Don't believe me? Here's the evidence
Bellingcat’s discoveries are impressive, but sometimes also controversial. The issues they take up are in highly contested areas. So the question is: how can we be sure that they are telling the truth? Historian Prof Johan Schot asked Higgins about the credibility of Bellingcat. “As opposed to professional journalism, citizen journalism cannot lean on the reputation or the glory of the institution,” Schot stated.

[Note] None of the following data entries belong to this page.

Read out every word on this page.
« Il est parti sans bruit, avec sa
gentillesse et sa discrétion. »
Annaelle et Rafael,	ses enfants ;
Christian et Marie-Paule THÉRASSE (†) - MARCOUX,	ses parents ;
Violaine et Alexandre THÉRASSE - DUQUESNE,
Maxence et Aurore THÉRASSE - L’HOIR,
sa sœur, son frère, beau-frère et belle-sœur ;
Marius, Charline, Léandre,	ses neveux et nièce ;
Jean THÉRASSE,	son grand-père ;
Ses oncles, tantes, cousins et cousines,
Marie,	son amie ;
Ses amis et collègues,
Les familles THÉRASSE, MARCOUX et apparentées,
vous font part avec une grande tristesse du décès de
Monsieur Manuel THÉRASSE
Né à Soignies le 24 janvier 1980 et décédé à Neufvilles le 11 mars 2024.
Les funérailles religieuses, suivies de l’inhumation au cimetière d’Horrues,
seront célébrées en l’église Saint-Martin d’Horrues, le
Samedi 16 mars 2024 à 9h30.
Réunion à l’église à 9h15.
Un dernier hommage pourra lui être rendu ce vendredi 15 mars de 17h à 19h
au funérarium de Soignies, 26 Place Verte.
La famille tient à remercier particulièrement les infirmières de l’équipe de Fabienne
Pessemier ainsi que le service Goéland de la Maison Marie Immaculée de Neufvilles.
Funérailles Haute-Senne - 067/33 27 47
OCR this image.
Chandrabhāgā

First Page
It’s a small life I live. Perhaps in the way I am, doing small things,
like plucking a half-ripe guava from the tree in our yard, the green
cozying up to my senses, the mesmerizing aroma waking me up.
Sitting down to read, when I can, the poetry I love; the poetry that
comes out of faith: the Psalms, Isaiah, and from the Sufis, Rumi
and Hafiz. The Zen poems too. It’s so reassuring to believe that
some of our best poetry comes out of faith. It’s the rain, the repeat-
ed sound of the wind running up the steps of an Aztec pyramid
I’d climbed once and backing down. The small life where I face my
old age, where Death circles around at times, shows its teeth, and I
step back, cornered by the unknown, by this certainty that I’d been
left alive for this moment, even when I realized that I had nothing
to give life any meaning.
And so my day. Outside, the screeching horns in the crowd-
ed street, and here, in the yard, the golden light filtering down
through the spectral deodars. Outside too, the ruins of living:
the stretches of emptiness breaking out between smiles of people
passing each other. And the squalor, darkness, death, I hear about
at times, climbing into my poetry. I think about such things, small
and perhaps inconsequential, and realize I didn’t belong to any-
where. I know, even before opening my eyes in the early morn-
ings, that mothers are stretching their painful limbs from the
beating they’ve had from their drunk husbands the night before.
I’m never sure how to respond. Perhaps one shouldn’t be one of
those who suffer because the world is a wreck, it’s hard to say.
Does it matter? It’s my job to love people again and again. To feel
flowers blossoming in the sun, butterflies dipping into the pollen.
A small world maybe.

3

However, according to Higgins, Bellingcat got its own reputation which it gained through transparency about their sources and using a systematic methodology. By being transparent, honest and conscientious, Bellingcat’s methods are in line with the fundamental principles of academic research integrity. The research collective works with a platform that keeps track of all the online pages they have looked at in the process of a discovery. Everyone interested can contribute to this process. In this way, anyone with an internet connection can take the same steps and reach the same conclusion. Open-source investigation is a tool anybody can use. If you know how, you can achieve a lot with few resources.